I agree, in theory. In practice courts will request that the decision-making process will be made public. The "we don't know" excuse won't hold; real people also need to tell the truth in court. LLMs may not lie to the court or use the chewbacca defence.
Also, I am pretty certain you CAN have AI models that explain how they originated to the decision-making process. And they can generate valid code too, so anything can be autogenerated here - in theory.
It does matter for the one who implements it.
Finding an LLM that's good enough to do the rewrite while being able to prove it wasn't exposed to the original GPL code is probably impossible.
That’s a complex question that isn’t solved yet. Clearly, regurgitating verbatim LGPL code in large chunks would be unlawful. What’s much less clear is a) how large do those chunks need to be to trigger LGPL violations?

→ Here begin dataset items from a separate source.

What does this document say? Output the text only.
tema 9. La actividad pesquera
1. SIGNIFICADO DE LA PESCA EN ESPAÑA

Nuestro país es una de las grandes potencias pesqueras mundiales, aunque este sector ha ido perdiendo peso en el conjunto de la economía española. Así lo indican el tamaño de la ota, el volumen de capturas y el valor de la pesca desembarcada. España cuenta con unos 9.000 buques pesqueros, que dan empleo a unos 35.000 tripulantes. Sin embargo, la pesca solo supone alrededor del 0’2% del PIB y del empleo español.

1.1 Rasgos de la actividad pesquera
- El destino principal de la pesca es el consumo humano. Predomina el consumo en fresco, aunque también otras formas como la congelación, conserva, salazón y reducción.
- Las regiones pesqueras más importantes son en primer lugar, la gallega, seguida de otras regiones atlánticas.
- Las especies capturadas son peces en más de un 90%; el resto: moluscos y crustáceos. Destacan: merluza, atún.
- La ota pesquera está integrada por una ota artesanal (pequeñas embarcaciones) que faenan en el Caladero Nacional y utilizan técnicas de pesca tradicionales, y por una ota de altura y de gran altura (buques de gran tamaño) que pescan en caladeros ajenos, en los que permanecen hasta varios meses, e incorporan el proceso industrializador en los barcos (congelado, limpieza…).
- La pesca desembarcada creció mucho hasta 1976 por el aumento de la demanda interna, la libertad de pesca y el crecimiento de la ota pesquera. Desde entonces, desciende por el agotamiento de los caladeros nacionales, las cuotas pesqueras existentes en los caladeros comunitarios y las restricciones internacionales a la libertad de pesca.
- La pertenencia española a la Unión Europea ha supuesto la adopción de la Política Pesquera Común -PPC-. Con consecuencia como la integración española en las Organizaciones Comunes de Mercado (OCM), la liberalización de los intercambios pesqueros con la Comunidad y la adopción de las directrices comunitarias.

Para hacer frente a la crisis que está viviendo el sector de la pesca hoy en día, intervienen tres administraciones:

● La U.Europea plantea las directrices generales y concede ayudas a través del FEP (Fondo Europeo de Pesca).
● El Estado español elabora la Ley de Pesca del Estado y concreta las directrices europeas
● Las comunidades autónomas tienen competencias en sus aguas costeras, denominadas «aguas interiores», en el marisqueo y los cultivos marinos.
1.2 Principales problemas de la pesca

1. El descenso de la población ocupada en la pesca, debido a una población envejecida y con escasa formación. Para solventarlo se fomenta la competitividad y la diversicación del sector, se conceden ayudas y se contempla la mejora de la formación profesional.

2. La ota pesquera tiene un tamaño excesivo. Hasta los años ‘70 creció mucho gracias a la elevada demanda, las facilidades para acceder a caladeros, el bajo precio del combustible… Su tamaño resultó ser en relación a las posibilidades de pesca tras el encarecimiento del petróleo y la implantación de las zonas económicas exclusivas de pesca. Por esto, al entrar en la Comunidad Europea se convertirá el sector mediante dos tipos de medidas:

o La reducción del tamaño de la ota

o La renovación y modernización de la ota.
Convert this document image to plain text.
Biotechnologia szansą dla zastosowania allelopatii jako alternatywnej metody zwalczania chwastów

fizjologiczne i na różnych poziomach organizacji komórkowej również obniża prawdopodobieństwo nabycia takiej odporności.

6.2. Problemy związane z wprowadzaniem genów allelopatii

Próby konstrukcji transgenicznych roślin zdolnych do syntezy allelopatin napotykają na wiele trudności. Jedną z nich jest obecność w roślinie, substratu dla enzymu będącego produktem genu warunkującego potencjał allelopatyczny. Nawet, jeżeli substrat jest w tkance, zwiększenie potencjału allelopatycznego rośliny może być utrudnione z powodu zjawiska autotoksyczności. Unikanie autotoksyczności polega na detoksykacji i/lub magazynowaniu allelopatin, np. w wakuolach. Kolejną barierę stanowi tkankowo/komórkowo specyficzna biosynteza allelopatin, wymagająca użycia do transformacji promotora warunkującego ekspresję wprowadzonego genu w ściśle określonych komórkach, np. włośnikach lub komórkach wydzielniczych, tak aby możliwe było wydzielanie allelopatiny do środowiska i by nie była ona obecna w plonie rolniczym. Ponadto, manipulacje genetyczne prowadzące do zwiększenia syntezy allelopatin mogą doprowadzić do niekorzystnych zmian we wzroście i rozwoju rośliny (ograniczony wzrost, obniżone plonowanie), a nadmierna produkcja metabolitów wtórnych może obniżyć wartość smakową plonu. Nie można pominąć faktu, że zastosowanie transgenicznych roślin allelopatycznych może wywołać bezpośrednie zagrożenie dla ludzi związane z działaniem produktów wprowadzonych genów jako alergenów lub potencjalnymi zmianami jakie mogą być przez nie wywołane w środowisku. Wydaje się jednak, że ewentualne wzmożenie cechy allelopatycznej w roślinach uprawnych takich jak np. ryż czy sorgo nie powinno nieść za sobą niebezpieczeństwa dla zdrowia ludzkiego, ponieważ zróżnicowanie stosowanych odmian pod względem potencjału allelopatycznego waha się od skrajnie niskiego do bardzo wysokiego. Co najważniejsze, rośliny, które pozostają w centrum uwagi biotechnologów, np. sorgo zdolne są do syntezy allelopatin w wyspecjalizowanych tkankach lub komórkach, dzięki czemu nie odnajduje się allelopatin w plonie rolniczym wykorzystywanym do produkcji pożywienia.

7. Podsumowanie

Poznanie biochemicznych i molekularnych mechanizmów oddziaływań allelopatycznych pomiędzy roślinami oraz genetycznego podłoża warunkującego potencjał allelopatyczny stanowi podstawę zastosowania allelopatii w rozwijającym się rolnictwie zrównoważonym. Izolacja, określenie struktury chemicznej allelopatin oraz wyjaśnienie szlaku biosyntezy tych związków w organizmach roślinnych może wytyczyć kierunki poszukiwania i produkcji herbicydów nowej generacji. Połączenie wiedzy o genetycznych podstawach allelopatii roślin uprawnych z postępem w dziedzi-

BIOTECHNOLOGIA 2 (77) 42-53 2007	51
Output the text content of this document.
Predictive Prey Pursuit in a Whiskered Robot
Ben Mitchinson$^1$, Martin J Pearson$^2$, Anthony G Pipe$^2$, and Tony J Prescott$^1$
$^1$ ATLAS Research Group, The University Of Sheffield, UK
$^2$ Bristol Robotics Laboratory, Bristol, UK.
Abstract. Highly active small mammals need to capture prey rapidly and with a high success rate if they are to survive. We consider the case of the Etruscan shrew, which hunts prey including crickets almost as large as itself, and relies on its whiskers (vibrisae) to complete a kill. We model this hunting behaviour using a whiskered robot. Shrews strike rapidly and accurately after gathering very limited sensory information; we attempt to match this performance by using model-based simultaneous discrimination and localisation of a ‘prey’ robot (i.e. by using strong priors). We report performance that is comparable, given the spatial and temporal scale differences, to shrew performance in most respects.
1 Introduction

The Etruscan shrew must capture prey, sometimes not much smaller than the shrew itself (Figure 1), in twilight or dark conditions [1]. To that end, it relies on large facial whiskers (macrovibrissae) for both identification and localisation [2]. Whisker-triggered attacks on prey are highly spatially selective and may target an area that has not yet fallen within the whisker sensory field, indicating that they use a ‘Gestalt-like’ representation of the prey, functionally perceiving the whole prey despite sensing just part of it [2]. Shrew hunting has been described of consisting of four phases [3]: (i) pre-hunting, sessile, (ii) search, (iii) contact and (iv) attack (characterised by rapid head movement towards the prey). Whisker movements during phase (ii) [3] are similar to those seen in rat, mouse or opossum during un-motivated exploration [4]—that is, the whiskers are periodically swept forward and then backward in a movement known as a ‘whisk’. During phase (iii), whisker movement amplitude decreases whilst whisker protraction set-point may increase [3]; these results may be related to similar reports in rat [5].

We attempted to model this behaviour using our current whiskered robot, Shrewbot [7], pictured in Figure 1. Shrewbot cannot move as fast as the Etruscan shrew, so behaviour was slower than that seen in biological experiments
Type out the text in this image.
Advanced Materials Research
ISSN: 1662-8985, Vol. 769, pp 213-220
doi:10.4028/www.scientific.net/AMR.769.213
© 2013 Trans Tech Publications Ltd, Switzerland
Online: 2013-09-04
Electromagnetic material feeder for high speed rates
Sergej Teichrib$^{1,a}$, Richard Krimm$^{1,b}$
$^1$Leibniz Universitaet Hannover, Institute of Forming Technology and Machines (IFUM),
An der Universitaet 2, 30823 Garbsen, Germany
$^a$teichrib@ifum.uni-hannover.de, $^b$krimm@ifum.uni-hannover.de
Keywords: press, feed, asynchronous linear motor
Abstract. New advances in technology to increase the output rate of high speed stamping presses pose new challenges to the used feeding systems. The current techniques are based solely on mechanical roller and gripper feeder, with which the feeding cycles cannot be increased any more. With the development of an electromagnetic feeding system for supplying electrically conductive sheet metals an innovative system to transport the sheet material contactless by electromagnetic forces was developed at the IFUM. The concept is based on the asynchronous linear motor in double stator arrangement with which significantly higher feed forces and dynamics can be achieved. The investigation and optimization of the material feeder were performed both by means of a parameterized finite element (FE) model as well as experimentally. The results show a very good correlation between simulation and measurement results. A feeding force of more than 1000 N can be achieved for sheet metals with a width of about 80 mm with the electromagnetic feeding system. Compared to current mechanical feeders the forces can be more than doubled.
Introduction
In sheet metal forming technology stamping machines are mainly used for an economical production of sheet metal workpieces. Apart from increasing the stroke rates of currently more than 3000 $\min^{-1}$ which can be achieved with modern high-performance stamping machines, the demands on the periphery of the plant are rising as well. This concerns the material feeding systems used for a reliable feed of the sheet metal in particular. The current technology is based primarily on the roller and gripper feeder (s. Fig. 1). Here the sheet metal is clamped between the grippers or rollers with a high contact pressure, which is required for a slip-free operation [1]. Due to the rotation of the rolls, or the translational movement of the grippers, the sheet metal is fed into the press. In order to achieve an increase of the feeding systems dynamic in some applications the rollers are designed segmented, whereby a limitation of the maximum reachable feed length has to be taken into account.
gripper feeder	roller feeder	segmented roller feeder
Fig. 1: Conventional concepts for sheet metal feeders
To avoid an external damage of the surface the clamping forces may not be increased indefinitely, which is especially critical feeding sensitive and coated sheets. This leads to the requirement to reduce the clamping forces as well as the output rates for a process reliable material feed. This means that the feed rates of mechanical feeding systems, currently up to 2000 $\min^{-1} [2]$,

A single line? Two? A function? What if it’s trivial? And b) are all outputs of a system which has received LGPL code as an input necessarily derivative?
If I learn how to code in Python exclusively from reading LGPL code, and then go away and write something new, it’s clear that I haven’t committed any violation of copyright under existing law, even if all I’m doing as a human is rearranging tokens I understand from reading LGPL code semantically to achieve new result.
It’s a trying time for software and the legal system. I don’t have the answers, but whether you like them or not, these systems are here to stay, and we need to learn how to live with them.